XML: Extensible Markup Language
The information stored in databases is known as structured data because it is represented in a strict format. For example, each record in a relational database table— such as each of the tables in the COMPANY database in Figure 3.6—follows the same format as the other records in that table. For structured data, it is common to carefully design the database schema using techniques such as those described in Chapters 7 and 8 in order to define the database structure. The DBMS then checks to ensure that all data follows the structures and constraints specified in the schema.
However, not all data is collected and inserted into carefully designed structured databases. In some applications, data is collected in an ad hoc manner before it is known how it will be stored and managed. This data may have a certain structure, but not all the information collected will have the identical structure. Some attributes may be shared among the various entities, but other attributes may exist only in a few entities. Moreover, additional attributes can be introduced in some of the newer data items at any time, and there is no predefined schema. This type of data is known as semistructured data. A number of data models have been introduced for representing semistructured data, often based on using tree or graph data structures rather than the flat relational model structures.
A key difference between structured and semistructured data concerns how the schema constructs (such as the names of attributes, relationships, and entity types) are handled. In semistructured data, the schema information is mixed in with the data values, since each data object can have different attributes that are not known in advance. Hence, this type of data is sometimes referred to as self-describing data. Consider the following example. We want to collect a list of bibliographic references related to a certain research project. Some of these may be books or technical reports, others may be research articles in journals or conference proceedings, and still others may refer to complete journal issues or conference proceedings. Clearly, each of these may have different attributes and different types of information. Even for the same type of reference—say, conference articles—we may have different information. For example, one article citation may be quite complete, with full information about author names, title, proceedings, page numbers, and so on, whereas another citation may not have all the information available. New types of bibliographic sources may appear in the future—for instance, references to Web pages or to conference tutorials—and these may have new attributes that describe them.
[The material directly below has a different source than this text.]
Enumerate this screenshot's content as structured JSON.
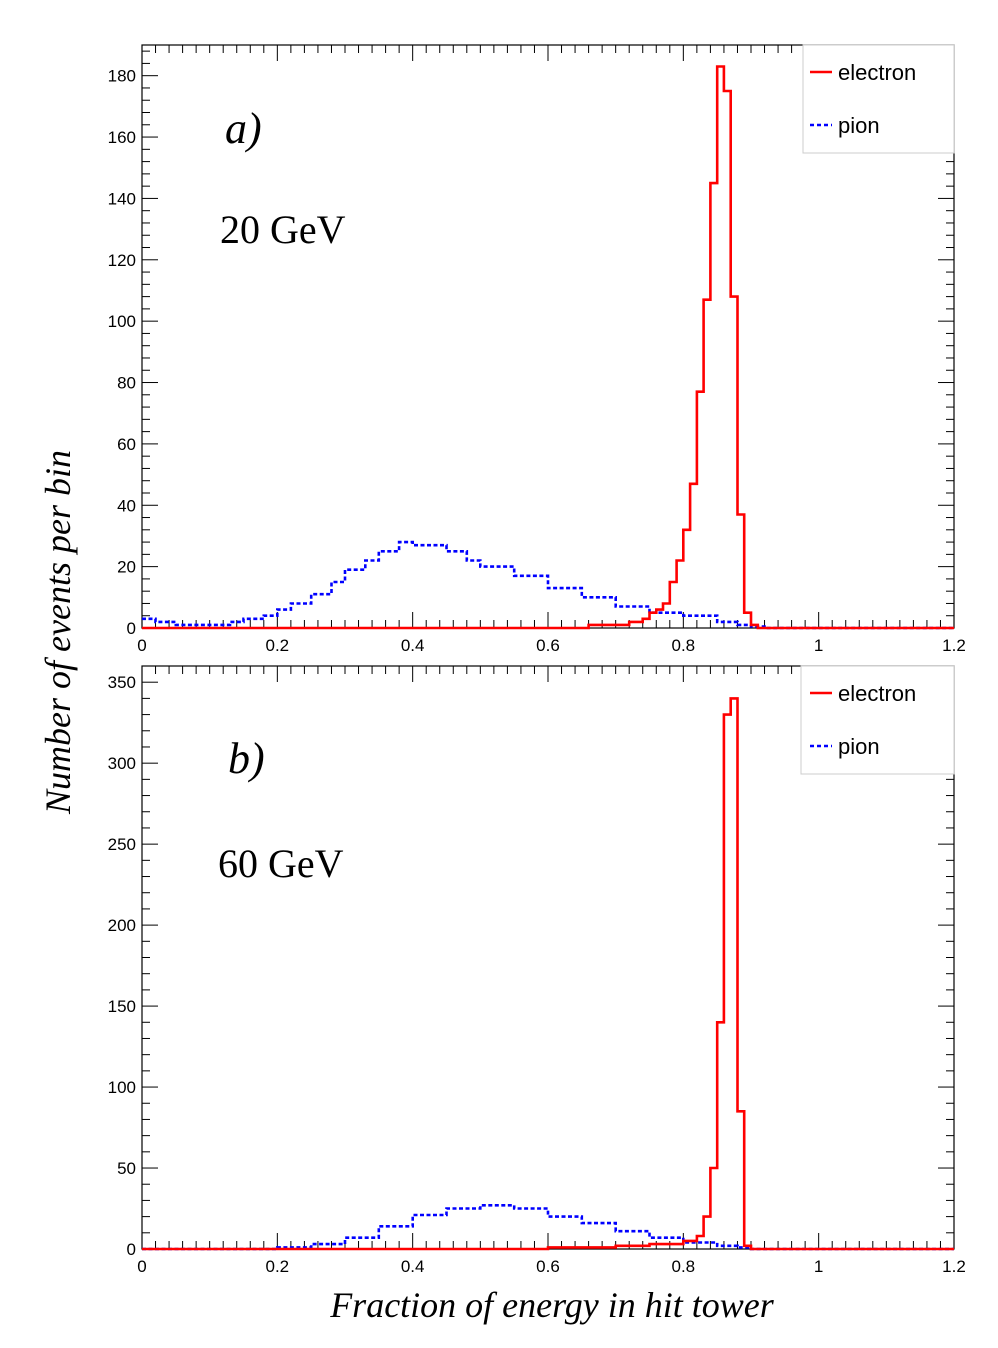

Semistructured data may be displayed as a directed graph, as shown in Figure 12.1. The information shown in Figure 12.1 corresponds to some of the structured data shown in Figure 3.6. As we can see, this model somewhat resembles the object model (see Section 11.1.3) in its ability to represent complex objects and nested structures. In Figure 12.1, the labels or tags on the directed edges represent the schema names: the names of attributes, object types (or entity types or classes), and relationships. The internal nodes represent individual objects or composite attributes. The leaf nodes represent actual data values of simple (atomic) attributes.